Tenía su recibo de apuestas agarrado fuertemente en una mano e hizo la señal de la cruz.

– Santa Madre de Dios. Fíjate. Me estoy santiguando. ¿Pero qué hago? Soy baptista. Los baptistas no hacemos ese rollo de la cruz.

– ¿Los ojos del diablo? -pregunté.

– Abruzzi. Me he encontrado con Abruzzi. Venía de recoger el dinero y de hacer otra apuesta, y me di de bruces con él, como si fuera el destino. Me miró de arriba a abajo y yo le miré a los ojos y casi me meo en los pantalones. Cuando veo esos ojos siento como si la sangre se me helara.

– ¿Te ha dicho algo?

– No. Me ha sonreído. Ha sido espantoso. Una de esas sonrisas que son como un corte en la cara que no alcanza a los ojos. Y, con una tranquilidad escalofriante, se ha dado la vuelta y se ha alejado.

– ¿Estaba solo? ¿Cómo iba vestido?

– Estaba con ese tal Darrow otra vez. Creo que Darrow debe de ser su guardaespaldas. Y no sé cómo iba vestido. Cuando estoy a dos metros de Abruzzi es como si se me paralizara el cerebro. Esos espeluznantes ojos me anulan por completo -Lula se estremeció-. Diosssss -dijo.

Al menos ya sabía que Abruzzi estaba allí. Y que estaba con Darrow. Volví a recorrer con la mirada la gente de la barrera. Empezaba a reconocer a algunos. Se iban a hacer las apuestas y volvían a su lugar preferido.

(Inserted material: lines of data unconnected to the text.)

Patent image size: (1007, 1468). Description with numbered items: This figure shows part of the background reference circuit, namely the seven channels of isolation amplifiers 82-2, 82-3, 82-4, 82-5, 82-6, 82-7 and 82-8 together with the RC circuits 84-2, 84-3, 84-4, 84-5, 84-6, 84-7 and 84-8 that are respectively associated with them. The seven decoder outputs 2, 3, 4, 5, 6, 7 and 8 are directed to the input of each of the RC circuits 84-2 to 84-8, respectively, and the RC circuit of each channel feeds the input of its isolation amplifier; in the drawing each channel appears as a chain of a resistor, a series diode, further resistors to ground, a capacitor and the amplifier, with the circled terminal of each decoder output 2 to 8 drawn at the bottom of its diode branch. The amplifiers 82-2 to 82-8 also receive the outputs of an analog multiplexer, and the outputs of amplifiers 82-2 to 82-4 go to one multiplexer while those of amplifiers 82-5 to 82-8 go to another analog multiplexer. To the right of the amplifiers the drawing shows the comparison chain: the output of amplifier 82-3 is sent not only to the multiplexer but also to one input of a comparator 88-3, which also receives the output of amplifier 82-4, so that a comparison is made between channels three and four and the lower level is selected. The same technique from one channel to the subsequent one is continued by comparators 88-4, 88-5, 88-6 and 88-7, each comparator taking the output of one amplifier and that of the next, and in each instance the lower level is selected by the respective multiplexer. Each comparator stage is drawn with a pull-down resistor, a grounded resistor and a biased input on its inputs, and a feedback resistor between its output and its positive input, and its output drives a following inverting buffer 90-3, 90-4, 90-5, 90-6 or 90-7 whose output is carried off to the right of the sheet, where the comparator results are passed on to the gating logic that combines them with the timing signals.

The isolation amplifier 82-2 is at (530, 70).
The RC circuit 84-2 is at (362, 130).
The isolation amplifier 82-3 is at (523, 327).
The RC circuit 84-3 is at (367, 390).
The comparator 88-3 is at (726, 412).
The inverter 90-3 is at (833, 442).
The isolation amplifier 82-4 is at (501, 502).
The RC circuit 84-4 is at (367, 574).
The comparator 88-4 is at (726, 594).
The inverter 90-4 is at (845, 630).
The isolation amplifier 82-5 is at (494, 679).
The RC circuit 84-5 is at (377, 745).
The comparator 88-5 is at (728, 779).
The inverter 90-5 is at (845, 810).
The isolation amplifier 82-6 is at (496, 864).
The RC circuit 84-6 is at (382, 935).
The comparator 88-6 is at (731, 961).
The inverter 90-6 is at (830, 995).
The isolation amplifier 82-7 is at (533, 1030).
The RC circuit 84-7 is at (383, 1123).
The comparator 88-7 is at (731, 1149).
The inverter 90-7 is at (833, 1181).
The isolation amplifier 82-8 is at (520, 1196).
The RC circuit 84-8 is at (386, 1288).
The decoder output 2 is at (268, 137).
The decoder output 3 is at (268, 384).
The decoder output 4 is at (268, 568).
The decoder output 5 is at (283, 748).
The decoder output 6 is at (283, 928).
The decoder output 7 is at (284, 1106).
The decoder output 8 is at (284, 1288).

Era gente de Jersey. Los más jóvenes iban vestidos con camisetas y vaqueros o pantalones de trabajo. Los mayores llevaban pantalones de poliéster Sansabelt y polos de punto de tres botones. Sus expresiones eran animadas. Los de Jersey no son muy comedidos. Y sus cuerpos estaban acolchados con una buena capa protectora a base de pescado frito y grasa de bocadillos de salchicha.

Con el rabillo del ojo vi a Lula santiguarse otra vez.

– Me reconforta -dijo al darse cuenta de que la observaba-. Creo que es posible que los católicos hayan acertado con esto.

Empezó la tercera carrera y Lula se levantó de su asiento como un cohete.

– ¡Corre, Elección de Dama! -gritó-. ¡Elección de Dama! ¡Elección de Dama!

Elección de Dama ganó por media cabeza y Lula se quedó anonadada.

– He vuelto a ganar -dijo-. Aquí pasa algo raro. Yo no gano nunca.

– ¿Por qué has apostado a Elección de Dama?

– Era obvio. Yo soy una dama. Y tenía que elegir.

– ¿Tú crees que eres una dama?

– Joder, claro -dijo Lula.

Esta vez salí con ella de las gradas y la acompañé a las ventanillas. Se movía con cautela, mirando a todas partes, intentando evitar otro encuentro con Abruzzi. Yo miraba con la intención contraria.

Lula se paró y se puso rígida.

– Ahí está -dijo-. En la ventanilla de cincuenta dólares.

Yo también le había visto. Era el tercero de la cola. Darrow estaba detrás de él. Sentí que todos los músculos de mi cuerpo se contraían. Era como si me tensara desde los ojos hasta el mismísimo esfínter.

Fui hasta donde estaba y me planté delante de su cara.

– Hola -dije-. ¿Se acuerda de mí?

– Por supuesto -dijo Abruzzi-. Tengo tu retrato enmarcado encima de la mesa de mi despacho. ¿Sabes que duermes con la boca abierta? La verdad es que resulta muy sensual.